Am 08.07.2010 18:22, schrieb Gert Doering:
On Thu, Jul 08, 2010 at 04:58:00PM +0100, Andy Davidson wrote:
The spirit of the proposal appears to be to conserve v4 addressing, to assist with v6 adoption. Fine. But, what about for multihomed end sites that do not need a /22, or have ncc memebrship budget ? What's the *real* difference between an LIR with one end user (their own infrastructure), and a non-LIR with PI ? Other than ?1,300 a year...
The $1300 won't matter anymore very soon. People will be willing to pay much more to get a handful of /24.
Well, the basic question is "what do we want to do with the last /8"?
So far, the only proposal that had any chance of coming near consensus was "chop it in small pieces, give every existing and possible future LIR a *single* piece, and nothing more, ever".
The intent is "those that roll out new networks will use IPv6, but are likely to need a few addresses for their translation services" - and since it's very hard to formulate RS-applicable criteria for that, simplicity is our friend here: "a single chunk, done".

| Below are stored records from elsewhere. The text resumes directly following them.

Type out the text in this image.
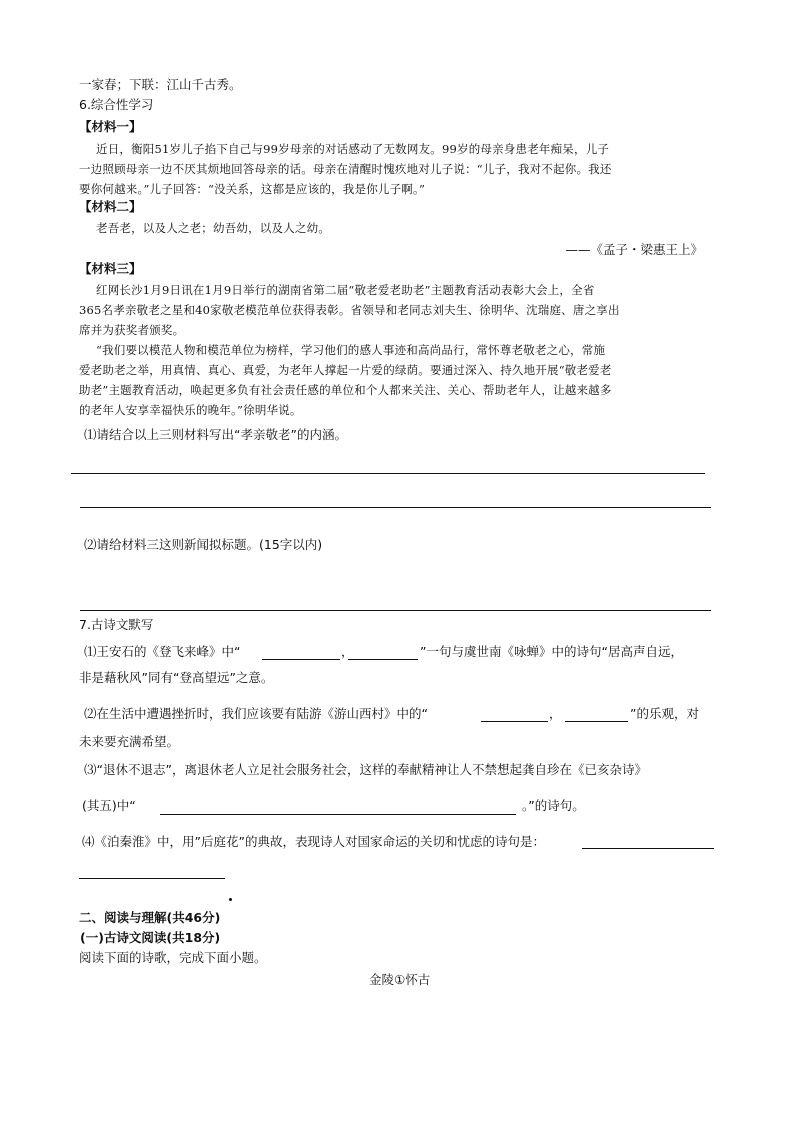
一家春；下联：江山千古秀。
6.综合性学习
【材料一】
近日，衡阳51岁儿子掐下自己与99岁母亲的对话感动了无数网友。99岁的母亲身患老年痴呆，儿子
一边照顾母亲一边不厌其烦地回答母亲的话。母亲在清醒时愧疚地对儿子说：“儿子，我对不起你。我还
要你何越来。”儿子回答：“没关系，这都是应该的，我是你儿子啊。”
【材料二】
老吾老，以及人之老；幼吾幼，以及人之幼。
——《孟子・梁惠王上》
【材料三】
红网长沙1月9日讯在1月9日举行的湖南省第二届“敬老爱老助老”主题教育活动表彰大会上，全省
365名孝亲敬老之星和40家敬老模范单位获得表彰。省领导和老同志刘夫生、徐明华、沈瑞庭、唐之享出
席并为获奖者颁奖。
“我们要以模范人物和模范单位为榜样，学习他们的感人事迹和高尚品行，常怀尊老敬老之心，常施
爱老助老之举，用真情、真心、真爱，为老年人撑起一片爱的绿荫。要通过深入、持久地开展“敬老爱老
助老”主题教育活动，唤起更多负有社会责任感的单位和个人都来关注、关心、帮助老年人，让越来越多
的老年人安享幸福快乐的晚年。”徐明华说。
⑴请结合以上三则材料写出“孝亲敬老”的内涵。
⑵请给材料三这则新闻拟标题。(15字以内)
7.古诗文默写
⑴王安石的《登飞来峰》中“	，	”一句与虞世南《咏蝉》中的诗句“居高声自远，
非是藉秋风”同有“登高望远”之意。
⑵在生活中遭遇挫折时，我们应该要有陆游《游山西村》中的“	，	”的乐观，对
未来要充满希望。
⑶“退休不退志”，离退休老人立足社会服务社会，这样的奉献精神让人不禁想起龚自珍在《已亥杂诗》
(其五)中“	。”的诗句。
⑷《泊秦淮》中，用”后庭花”的典故，表现诗人对国家命运的关切和忧虑的诗句是：
二、阅读与理解(共46分)
(一)古诗文阅读(共18分)
阅读下面的诗歌，完成下面小题。
金陵①怀古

Let's not forget that IPv4 is running out. So a debate about IPv4 PI space from the last /8 is somewhat moot - basing business decisions on the availability of IPv4 address space is a very very bad idea.
It should contain a statement about PI space nevertheless, something like "once the first block of last /8 is given out, only /24 PI blocks are given out from the remaining PI aggregation, as long as available". My $0.02 F.